Those occur in months that have five Wednesdays, and this month is one of them.
This week’s wild card recipe follows a trend that’s been popping up in the culinary world the past few years – combining crispy, salty bacon with something sweet.
Maple Bacon Biscuits will be a sublime addition to your next breakfast or brunch buffet.
The preparation of these biscuits is similar to an upside-down cake.
First spread the bacon mixture in the bottom of a 9-inch round cake pan. Then top the bacon mixture with frozen biscuits and bake.
When the biscuits are done, immediately flip the cake pan on a plate, leaving the sweet, sticky, caramel bacon layer on top.

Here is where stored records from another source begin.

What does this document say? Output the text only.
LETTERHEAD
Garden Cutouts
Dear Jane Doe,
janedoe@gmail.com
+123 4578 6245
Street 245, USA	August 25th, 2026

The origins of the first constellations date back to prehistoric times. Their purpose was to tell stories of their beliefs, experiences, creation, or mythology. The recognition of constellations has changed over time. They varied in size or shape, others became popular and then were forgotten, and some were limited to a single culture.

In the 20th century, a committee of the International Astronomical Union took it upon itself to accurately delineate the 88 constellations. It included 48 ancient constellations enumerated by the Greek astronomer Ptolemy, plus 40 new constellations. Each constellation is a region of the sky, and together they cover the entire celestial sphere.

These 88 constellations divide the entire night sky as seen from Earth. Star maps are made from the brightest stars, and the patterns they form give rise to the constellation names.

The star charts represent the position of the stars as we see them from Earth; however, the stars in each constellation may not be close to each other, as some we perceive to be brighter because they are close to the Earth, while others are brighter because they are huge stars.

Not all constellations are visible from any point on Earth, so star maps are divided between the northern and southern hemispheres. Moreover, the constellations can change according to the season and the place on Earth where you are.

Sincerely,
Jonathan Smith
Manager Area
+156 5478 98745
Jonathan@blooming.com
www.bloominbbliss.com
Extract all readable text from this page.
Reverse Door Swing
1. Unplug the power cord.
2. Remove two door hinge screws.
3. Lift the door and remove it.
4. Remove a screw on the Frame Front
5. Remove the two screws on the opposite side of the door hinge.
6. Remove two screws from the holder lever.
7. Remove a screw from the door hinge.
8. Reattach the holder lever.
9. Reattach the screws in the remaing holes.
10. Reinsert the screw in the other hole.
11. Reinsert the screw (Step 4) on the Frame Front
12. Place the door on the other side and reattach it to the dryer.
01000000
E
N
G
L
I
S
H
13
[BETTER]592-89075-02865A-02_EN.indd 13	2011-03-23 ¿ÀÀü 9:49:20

The bacon mixture takes less than 2 minutes to prepare, and that’s the maximum work involved in the recipe. The biscuits I like to use are from the freezer section of the supermarket.
Use little frozen tea biscuits. They’re easier to fit into a round cake pan.

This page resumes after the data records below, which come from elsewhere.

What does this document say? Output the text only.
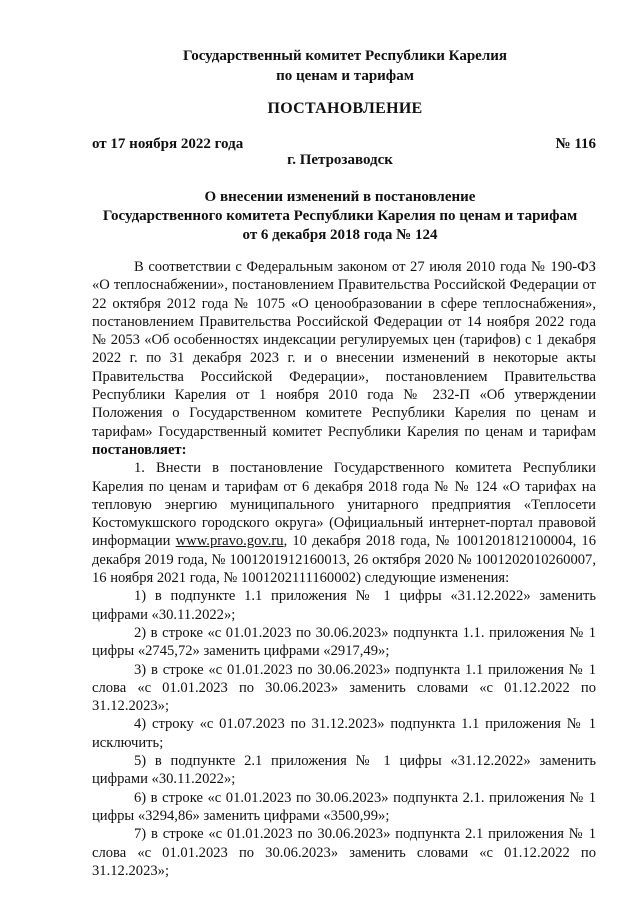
Государственный комитет Республики Карелия
по ценам и тарифам
ПОСТАНОВЛЕНИЕ
от 17 ноября 2022 года	№ 116
г. Петрозаводск
О внесении изменений в постановление
Государственного комитета Республики Карелия по ценам и тарифам
от 6 декабря 2018 года № 124

В соответствии с Федеральным законом от 27 июля 2010 года № 190-ФЗ «О теплоснабжении», постановлением Правительства Российской Федерации от 22 октября 2012 года № 1075 «О ценообразовании в сфере теплоснабжения», постановлением Правительства Российской Федерации от 14 ноября 2022 года № 2053 «Об особенностях индексации регулируемых цен (тарифов) с 1 декабря 2022 г. по 31 декабря 2023 г. и о внесении изменений в некоторые акты Правительства Российской Федерации», постановлением Правительства Республики Карелия от 1 ноября 2010 года № 232-П «Об утверждении Положения о Государственном комитете Республики Карелия по ценам и тарифам» Государственный комитет Республики Карелия по ценам и тарифам постановляет:

1. Внести в постановление Государственного комитета Республики Карелия по ценам и тарифам от 6 декабря 2018 года № № 124 «О тарифах на тепловую энергию муниципального унитарного предприятия «Теплосети Костомукшского городского округа» (Официальный интернет-портал правовой информации www.pravo.gov.ru, 10 декабря 2018 года, № 1001201812100004, 16 декабря 2019 года, № 1001201912160013, 26 октября 2020 № 1001202010260007, 16 ноября 2021 года, № 1001202111160002) следующие изменения:

1) в подпункте 1.1 приложения № 1 цифры «31.12.2022» заменить цифрами «30.11.2022»;

2) в строке «с 01.01.2023 по 30.06.2023» подпункта 1.1. приложения № 1 цифры «2745,72» заменить цифрами «2917,49»;

3) в строке «с 01.01.2023 по 30.06.2023» подпункта 1.1 приложения № 1 слова «с 01.01.2023 по 30.06.2023» заменить словами «с 01.12.2022 по 31.12.2023»;

4) строку «с 01.07.2023 по 31.12.2023» подпункта 1.1 приложения № 1 исключить;

5) в подпункте 2.1 приложения № 1 цифры «31.12.2022» заменить цифрами «30.11.2022»;

6) в строке «с 01.01.2023 по 30.06.2023» подпункта 2.1. приложения № 1 цифры «3294,86» заменить цифрами «3500,99»;

7) в строке «с 01.01.2023 по 30.06.2023» подпункта 2.1 приложения № 1 слова «с 01.01.2023 по 30.06.2023» заменить словами «с 01.12.2022 по 31.12.2023»;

Don’t be too concerned about perfection when placing the biscuits over the top of the bacon layer. The biscuits will soften and spread out when they bake.
If you’re not a fan of the bacon-with-sweets trend, substitute half a cup of chopped pecans for the bacon.
MAPLE BACON BISCUITS
- ½ pound bacon, cooked and chopped
- ¼ cup golden brown sugar
- 2 tablespoons flour
- 3 tablespoons real maple syrup
- 2 tablespoons butter, melted
- 1 package frozen tea biscuits (24 mini biscuits – you won’t need all 24)

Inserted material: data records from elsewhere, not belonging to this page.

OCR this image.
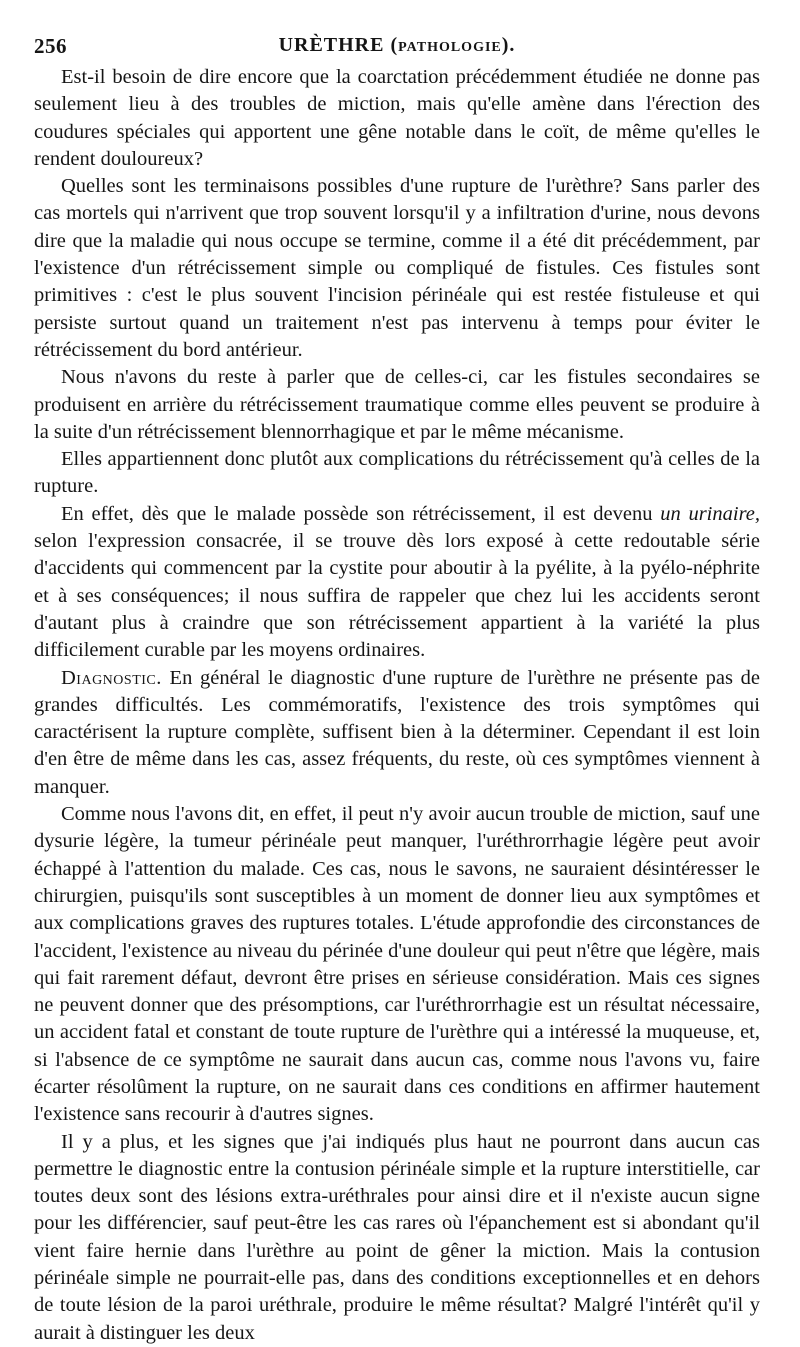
256	URÈTHRE (PATHOLOGIE).

Est-il besoin de dire encore que la coarctation précédemment étudiée ne donne pas seulement lieu à des troubles de miction, mais qu'elle amène dans l'érection des coudures spéciales qui apportent une gêne notable dans le coït, de même qu'elles le rendent douloureux?

Quelles sont les terminaisons possibles d'une rupture de l'urèthre? Sans parler des cas mortels qui n'arrivent que trop souvent lorsqu'il y a infiltration d'urine, nous devons dire que la maladie qui nous occupe se termine, comme il a été dit précédemment, par l'existence d'un rétrécissement simple ou compliqué de fistules. Ces fistules sont primitives : c'est le plus souvent l'incision périnéale qui est restée fistuleuse et qui persiste surtout quand un traitement n'est pas intervenu à temps pour éviter le rétrécissement du bord antérieur.

Nous n'avons du reste à parler que de celles-ci, car les fistules secondaires se produisent en arrière du rétrécissement traumatique comme elles peuvent se produire à la suite d'un rétrécissement blennorrhagique et par le même mécanisme.

Elles appartiennent donc plutôt aux complications du rétrécissement qu'à celles de la rupture.

En effet, dès que le malade possède son rétrécissement, il est devenu un urinaire, selon l'expression consacrée, il se trouve dès lors exposé à cette redoutable série d'accidents qui commencent par la cystite pour aboutir à la pyélite, à la pyélo-néphrite et à ses conséquences; il nous suffira de rappeler que chez lui les accidents seront d'autant plus à craindre que son rétrécissement appartient à la variété la plus difficilement curable par les moyens ordinaires.

Diagnostic. En général le diagnostic d'une rupture de l'urèthre ne présente pas de grandes difficultés. Les commémoratifs, l'existence des trois symptômes qui caractérisent la rupture complète, suffisent bien à la déterminer. Cependant il est loin d'en être de même dans les cas, assez fréquents, du reste, où ces symptômes viennent à manquer.

Comme nous l'avons dit, en effet, il peut n'y avoir aucun trouble de miction, sauf une dysurie légère, la tumeur périnéale peut manquer, l'uréthrorrhagie légère peut avoir échappé à l'attention du malade. Ces cas, nous le savons, ne sauraient désintéresser le chirurgien, puisqu'ils sont susceptibles à un moment de donner lieu aux symptômes et aux complications graves des ruptures totales. L'étude approfondie des circonstances de l'accident, l'existence au niveau du périnée d'une douleur qui peut n'être que légère, mais qui fait rarement défaut, devront être prises en sérieuse considération. Mais ces signes ne peuvent donner que des présomptions, car l'uréthrorrhagie est un résultat nécessaire, un accident fatal et constant de toute rupture de l'urèthre qui a intéressé la muqueuse, et, si l'absence de ce symptôme ne saurait dans aucun cas, comme nous l'avons vu, faire écarter résolûment la rupture, on ne saurait dans ces conditions en affirmer hautement l'existence sans recourir à d'autres signes.

Il y a plus, et les signes que j'ai indiqués plus haut ne pourront dans aucun cas permettre le diagnostic entre la contusion périnéale simple et la rupture interstitielle, car toutes deux sont des lésions extra-uréthrales pour ainsi dire et il n'existe aucun signe pour les différencier, sauf peut-être les cas rares où l'épanchement est si abondant qu'il vient faire hernie dans l'urèthre au point de gêner la miction. Mais la contusion périnéale simple ne pourrait-elle pas, dans des conditions exceptionnelles et en dehors de toute lésion de la paroi uréthrale, produire le même résultat? Malgré l'intérêt qu'il y aurait à distinguer les deux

Preheat oven to 375 degrees. Grease a 9-inch round cake pan and set aside.
Combine the bacon, brown sugar, flour, maple syrup and butter in a bowl. Spread in the bottom of a 9-inch round cake pan. Place the frozen biscuits over the bacon layer. (It doesn’t matter if the biscuits don’t lay flat. They will sink and even out as they soften during baking.) Bake for 15-20 minutes, until biscuits are golden.
Remove from the oven and immediately flip onto a plate. Makes about 16 small biscuits.